Miss Halcombe et M. Gilmore étaient assis à la table de jeu ; mistress Vesey s’était retirée au fond de son fauteuil accoutumé. Dans l’emploi de « leur » soirée ; aucune gêne, aucune contrainte ; et la remarque même que j’en fis me rendait plus pénible l’emploi de la mienne. Je vis miss Fairlie arrêtée près du coffre à musique. Le temps avait été où je serais allé l’y joindre. J’attendais, irrésolu, ne sachant ni où aller ni que faire. Elle jeta de mon côté un prompt regard, prit tout à coup dans les rayons un morceau de musique, et, d’elle-même, vint à moi.

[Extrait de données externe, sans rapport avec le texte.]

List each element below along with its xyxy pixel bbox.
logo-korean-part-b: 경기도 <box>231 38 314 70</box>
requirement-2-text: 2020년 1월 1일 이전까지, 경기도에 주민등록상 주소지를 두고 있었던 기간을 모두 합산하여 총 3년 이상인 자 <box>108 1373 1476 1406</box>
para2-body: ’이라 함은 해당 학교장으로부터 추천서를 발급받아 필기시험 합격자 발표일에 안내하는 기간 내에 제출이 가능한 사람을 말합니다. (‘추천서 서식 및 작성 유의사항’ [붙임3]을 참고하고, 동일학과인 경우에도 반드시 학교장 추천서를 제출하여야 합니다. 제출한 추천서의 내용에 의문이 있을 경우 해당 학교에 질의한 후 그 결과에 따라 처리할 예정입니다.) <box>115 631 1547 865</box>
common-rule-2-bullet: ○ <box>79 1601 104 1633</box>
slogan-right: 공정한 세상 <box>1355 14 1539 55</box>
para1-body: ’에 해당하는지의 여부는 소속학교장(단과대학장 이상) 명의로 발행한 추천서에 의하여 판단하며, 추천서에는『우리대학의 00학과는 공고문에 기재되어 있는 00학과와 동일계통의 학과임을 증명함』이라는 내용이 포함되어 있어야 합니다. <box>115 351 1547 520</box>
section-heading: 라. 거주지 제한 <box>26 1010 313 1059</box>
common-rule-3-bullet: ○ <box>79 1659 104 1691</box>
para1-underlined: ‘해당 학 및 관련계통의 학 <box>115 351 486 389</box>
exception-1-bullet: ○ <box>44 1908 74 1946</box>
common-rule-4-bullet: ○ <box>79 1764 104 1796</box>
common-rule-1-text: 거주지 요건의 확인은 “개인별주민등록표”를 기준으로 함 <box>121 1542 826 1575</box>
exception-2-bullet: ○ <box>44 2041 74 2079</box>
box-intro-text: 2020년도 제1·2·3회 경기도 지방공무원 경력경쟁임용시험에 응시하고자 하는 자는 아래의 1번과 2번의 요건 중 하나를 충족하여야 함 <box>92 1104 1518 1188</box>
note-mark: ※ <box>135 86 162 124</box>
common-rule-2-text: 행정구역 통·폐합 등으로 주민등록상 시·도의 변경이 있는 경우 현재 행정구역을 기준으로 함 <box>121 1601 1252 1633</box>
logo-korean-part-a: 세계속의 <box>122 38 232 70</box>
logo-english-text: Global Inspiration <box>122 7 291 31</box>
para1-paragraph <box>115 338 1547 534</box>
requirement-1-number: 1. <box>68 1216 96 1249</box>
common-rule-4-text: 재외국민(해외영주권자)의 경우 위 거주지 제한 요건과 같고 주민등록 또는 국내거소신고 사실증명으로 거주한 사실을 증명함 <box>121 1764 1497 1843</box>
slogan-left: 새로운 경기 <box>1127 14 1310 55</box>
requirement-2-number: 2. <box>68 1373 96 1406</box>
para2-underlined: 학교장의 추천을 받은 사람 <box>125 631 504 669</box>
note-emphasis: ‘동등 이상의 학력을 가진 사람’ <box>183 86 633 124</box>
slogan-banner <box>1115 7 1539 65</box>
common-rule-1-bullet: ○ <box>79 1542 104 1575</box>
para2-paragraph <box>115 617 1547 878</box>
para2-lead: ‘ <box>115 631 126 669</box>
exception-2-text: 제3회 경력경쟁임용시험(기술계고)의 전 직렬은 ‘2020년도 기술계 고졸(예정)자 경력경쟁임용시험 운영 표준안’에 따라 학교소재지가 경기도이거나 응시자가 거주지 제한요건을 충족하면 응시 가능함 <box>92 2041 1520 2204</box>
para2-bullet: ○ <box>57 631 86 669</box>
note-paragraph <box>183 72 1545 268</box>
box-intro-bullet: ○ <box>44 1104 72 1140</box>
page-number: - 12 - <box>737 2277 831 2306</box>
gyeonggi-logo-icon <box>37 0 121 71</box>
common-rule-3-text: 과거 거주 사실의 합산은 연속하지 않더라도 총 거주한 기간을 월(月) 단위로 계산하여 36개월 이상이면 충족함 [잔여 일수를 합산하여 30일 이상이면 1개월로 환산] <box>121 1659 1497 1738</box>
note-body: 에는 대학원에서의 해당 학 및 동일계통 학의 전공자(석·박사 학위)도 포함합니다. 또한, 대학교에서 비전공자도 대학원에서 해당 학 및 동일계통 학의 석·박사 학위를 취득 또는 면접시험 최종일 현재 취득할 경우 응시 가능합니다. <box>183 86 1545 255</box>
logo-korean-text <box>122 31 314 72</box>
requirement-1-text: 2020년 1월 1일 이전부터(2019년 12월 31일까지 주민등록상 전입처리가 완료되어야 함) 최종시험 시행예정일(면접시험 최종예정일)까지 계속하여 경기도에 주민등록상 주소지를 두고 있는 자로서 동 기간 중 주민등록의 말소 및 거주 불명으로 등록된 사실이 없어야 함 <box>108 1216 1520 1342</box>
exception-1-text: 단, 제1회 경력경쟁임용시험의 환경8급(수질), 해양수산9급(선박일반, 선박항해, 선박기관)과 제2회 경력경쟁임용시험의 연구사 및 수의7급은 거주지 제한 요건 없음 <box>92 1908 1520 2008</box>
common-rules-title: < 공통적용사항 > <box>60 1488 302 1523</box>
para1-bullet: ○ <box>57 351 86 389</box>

— Vous jouerai-je une de ces petites mélodies de Mozart que vous aimez tant ? me demanda-t-elle en ouvrant la musique avec une précipitation nerveuse, et parlant les yeux baissés.

Avant que j’eusse pu la remercier, elle alla d’un pas rapide s’asseoir au piano. Près de l’instrument, le fauteuil où j’avais l’habitude de m’établir restait vide. Elle frappa quelques accords, — puis, se retournant, jeta un regard vers moi, — puis ramena ses regards vers sa musique.

— Ne voulez-vous plus de votre ancienne place ? dit-elle, parlant avec un brusque effort et très-bas.

— Pour ce dernier soir, je puis donc la prendre ? répondis-je.

Elle ne répliqua point ; elle semblait vouloir donner toute son attention à la musique, — une musique qu’elle savait par cœur, et que cent fois, naguère, elle m’avait joué sans ouvrir le livre. Je ne pus me douter qu’elle m’avait entendu, je ne pus me douter qu’elle s’apercevait de ma présence auprès d’elle, qu’en voyant s’effacer les couleurs de la joue exposée à mes regards, et une pâleur livide s’épandre peu à peu sur tout ce beau visage.